Learn about the most famous of the French postmodernists and his "deconstruction" of the history of Western philosophy. All writing (or sign-use, in general), Jacques Derrida asserted, must involve the pretense that the meanings of signs can be controlled, a pretense he vigorously denied.
Derrida's work and that of kindred French thinkers Michel Foucault and Jean-François Lyotard created postmodernism. This movement's radical rejection of modern philosophy's central notions—and perhaps even philosophy itself—joined with a view of postmodern society as no longer requiring a "metanarrative" or foundational philosophy.

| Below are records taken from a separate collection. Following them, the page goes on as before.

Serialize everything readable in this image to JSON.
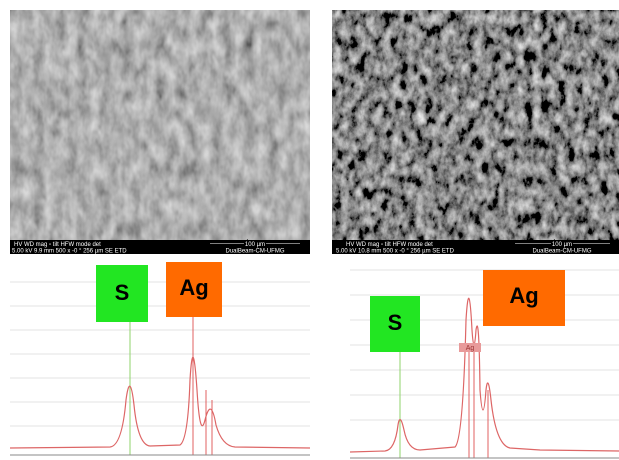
{
  "panels": [
    {
      "sem": {
        "row1": "HV     WD     mag ▫   tilt   HFW   mode  det",
        "row2": "5.00 kV 9.9 mm  500 x  -0 °  256 µm  SE  ETD",
        "scale": "100 µm",
        "lab": "DualBeam-CM-UFMG"
      },
      "spectrum": {
        "labels": [
          "S",
          "Ag"
        ]
      }
    },
    {
      "sem": {
        "row1": "HV     WD     mag ▫   tilt   HFW   mode  det",
        "row2": "5.00 kV 10.8 mm  500 x  -0 °  256 µm  SE  ETD",
        "scale": "100 µm",
        "lab": "DualBeam-CM-UFMG"
      },
      "spectrum": {
        "labels": [
          "S",
          "Ag"
        ],
        "peak_tag": "Ag"
      }
    }
  ]
}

Sample the thinking of the most famous American contributor to philosophical postmodernism. Richard Rorty argued that the search for the foundations of "knowledge" —little more than whatever the verification procedures of society say it is—is a bankrupt enterprise. Traditional philosophy, according to Rorty, is well forgotten.
Learn how a series of 20th-century philosophers—including Leo Strauss, Hannah Arendt, and Alasdair MacIntyre—called for reincorporating premodern notions to supplement modernity. For if modern philosophy is indeed at a dead end, might not its departure from premodern thought be responsible?
See how pragmatism enjoyed a resurgence as a means of preserving the philosophical search for realist truth in the absence of foundationalism. Encounter a variety of attempts at nonfoundational epistemology, as thinkers like Habermas, Putnam, Margolis, and Campbell demonstrated this pragmatic renaissance.
While various applications of pragmatism resurfaced in the theory of knowledge, there was also a noticeable return of the metaphysical doctrine of emergence. Witness this return not only in the work of philosophers of science but also in science itself, exemplified by the late 20th-century interest in "complexity."
After the unprecedented philosophical radicalism of the 20th century, the question of philosophy's future still remains. Sample some of the most likely approaches by which philosophy might successfully integrate—and find common ground among—an increasingly complex array of human activities.